Work-related illness can be prevented, but knowledge and a willingness to implement the necessary measures are required
Injuries and illness caused by conditions in the workplace should be avoided. Who is responsible for implementing preventive measures? First and foremost, the enterprise. Occupational health services and working environment officials are assigned with key tasks, and so is the enterprise management. In cooperation with the labour unions, the management can ensure a good working environment by way of appropriate HSE measures. The labour inspectorates also play a key role, partly in designing appropriate regulations, and partly in ensuring that these are complied with. When an injury has occurred, GPs and hospitals should suspect and diagnose occupationally related illness. The final diagnostics are largely provided by the departments of occupational medicine, but also by other relevant specialist departments, in particular those of pulmonary and dermatological medicine. In addition, the departments of occupational medicine have expertise in identifying complex exposure.
The Journal of the Norwegian Medical Association is now publishing a series of articles that elucidate prevailing challenges in the field of occupational medicine. The range of exposure varies over time, for example because of industrial development in society. Viewed historically, primary prevention has undoubtedly played a role, but some challenges remain – for example, new chemical products continue to be introduced. In other cases well known exposures have given rise to new cases of illness. This could be because the disease in question has a long latency period (such as occupationally related cancer) or because of insufficient monitoring of ongoing exposure.
Work-related hearing loss is an example of the latter, as described by Samant and collaborators in this issue of the Journal of the Norwegian Medical Association (1). According to the Working Environment Act, doctors have a duty to report cases of suspected occupational illness to the Norwegian Labour Inspection Authority. Hearing loss is the most common condition to be reported. The authors have reviewed reports on hearing loss from the period 2002 – 2009 and point to weaknesses in the reporting system. An unsolved problem is that many employers have no systematic guidelines to protect employees from excessive exposure to noise and no procedures for detecting noise injuries at an early stage. Enterprises (especially small ones) that have no occupational health service may be deficient in this respect.

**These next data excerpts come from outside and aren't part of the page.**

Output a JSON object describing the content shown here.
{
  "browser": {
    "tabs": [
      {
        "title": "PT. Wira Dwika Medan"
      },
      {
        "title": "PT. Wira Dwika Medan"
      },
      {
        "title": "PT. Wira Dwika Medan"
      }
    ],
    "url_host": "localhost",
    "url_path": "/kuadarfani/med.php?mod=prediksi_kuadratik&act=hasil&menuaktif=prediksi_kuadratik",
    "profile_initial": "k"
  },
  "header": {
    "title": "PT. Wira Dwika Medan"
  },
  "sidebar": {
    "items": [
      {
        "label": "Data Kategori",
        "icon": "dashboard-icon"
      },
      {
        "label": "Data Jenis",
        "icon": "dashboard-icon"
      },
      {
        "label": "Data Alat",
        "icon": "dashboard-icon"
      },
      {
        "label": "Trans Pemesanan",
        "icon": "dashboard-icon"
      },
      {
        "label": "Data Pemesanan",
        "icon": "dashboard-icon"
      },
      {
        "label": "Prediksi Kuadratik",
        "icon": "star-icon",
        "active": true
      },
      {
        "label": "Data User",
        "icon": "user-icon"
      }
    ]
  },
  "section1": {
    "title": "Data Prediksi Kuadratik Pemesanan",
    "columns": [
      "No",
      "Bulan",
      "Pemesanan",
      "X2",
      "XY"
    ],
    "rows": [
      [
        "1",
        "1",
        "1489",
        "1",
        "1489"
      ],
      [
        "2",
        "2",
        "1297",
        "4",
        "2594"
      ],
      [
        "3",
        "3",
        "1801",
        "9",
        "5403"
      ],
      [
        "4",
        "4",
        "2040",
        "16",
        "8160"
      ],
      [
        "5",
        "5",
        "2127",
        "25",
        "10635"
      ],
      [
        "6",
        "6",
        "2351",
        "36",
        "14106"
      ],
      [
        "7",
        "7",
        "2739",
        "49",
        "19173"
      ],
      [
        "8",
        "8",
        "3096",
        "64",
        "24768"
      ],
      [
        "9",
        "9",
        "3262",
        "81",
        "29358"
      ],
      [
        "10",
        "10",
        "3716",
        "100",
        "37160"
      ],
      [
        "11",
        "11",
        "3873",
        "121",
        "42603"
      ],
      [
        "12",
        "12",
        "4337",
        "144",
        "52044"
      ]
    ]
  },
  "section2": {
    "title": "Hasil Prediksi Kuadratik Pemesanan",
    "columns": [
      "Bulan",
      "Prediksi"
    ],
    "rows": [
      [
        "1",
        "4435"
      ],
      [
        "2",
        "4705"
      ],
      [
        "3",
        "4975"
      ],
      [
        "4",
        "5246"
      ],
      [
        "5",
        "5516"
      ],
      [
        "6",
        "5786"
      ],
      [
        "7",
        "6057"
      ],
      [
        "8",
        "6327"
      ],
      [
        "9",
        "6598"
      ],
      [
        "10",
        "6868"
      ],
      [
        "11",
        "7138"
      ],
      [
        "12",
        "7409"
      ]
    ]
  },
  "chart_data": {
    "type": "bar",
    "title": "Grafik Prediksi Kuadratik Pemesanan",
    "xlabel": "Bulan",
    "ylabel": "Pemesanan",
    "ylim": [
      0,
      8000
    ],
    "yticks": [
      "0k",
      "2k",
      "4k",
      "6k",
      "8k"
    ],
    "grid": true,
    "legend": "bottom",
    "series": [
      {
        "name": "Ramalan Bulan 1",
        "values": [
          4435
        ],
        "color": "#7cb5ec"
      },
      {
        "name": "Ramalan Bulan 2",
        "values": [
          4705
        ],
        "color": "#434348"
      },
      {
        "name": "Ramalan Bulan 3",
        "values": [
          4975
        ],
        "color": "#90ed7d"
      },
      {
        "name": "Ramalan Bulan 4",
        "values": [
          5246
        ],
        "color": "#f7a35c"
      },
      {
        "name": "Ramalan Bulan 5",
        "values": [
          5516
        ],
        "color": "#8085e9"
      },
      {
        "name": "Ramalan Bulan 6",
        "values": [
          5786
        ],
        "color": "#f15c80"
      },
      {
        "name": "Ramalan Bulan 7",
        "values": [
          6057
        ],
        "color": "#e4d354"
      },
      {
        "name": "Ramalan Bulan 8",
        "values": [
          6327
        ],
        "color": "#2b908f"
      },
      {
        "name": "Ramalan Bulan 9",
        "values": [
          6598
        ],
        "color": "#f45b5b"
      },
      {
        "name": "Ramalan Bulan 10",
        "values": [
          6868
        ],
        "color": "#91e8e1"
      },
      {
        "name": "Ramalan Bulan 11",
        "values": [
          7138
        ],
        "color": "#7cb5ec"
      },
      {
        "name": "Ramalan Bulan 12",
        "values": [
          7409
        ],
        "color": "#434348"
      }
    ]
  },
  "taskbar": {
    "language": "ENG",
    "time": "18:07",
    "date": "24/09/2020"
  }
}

Lung cancer implies comprehensive challenges in terms of clinical diagnostics and treatment, but the assessment of possible causes also requires considerable attention. Most cases will have a long latency period, and obtaining reliable information on exposure may be difficult after the fact. Previous studies, Norwegian ones included, indicate that approximately 20 % of the cases may have their origin in occupational exposure (2, 3). This issue of the Journal of the Norwegian Medical Association includes a report from St Olavs Hospital, where patients admitted with a first-time diagnosis of lung cancer were examined on an ongoing basis over a period of 2.5 years (4). The report concluded that among the men, altogether 38 % of the cases of cancer (28 out of 73) were most likely or possibly occupationally related. Among the women there was no such correlation. Even though the assessment of causes may be fraught with problems in individual cases (5), the article is a useful reminder of how occupational exposure may be a cause. Referral to the department of occupational medicine should therefore be considered for many types of cancer, and lung cancer in particular.
Chronic obstructive pulmonary disease (COPD) is widespread in the population (6). Previously, smoking was regarded as the completely dominant cause, but this is now gradually changing. In their article, Fell and collaborators refer to findings from a number of studies documenting that exposure at work and in the environment in general may cause COPD (7). This is essential knowledge for preventing the disease, and it also provides a basis for ensuring appropriate compensation to the patient. Here too, the assessment of the cause may be controversial, since many of these patients are also smokers.
Early diagnosis and intervention in the workplace also improve the prognosis for work-related asthma (8). Especially when an allergic mechanism is involved, making a precise aetiological diagnosis can be difficult (9). In other cases irritating fumes and dust (irritants) may exacerbate the condition in patients in whom asthma is already established. This is especially important when young people set out to choose an occupation. In many cases of newly occurring occupational asthma the doctor’s advice is to avoid exposure. Because today’s system does not provide sufficient financial security, many of these patients may end up in financially dire straits (10).
The articles illustrate many of the current challenges in the field of occupational medicine. There is a need for considerable insight into diagnostics, but also for an understanding of working environment exposure. This will permit us to better assess the causes of occupational diseases. Such an understanding forms the basis for effective prevention and may ensure that the patients receive the compensation to which they are entitled.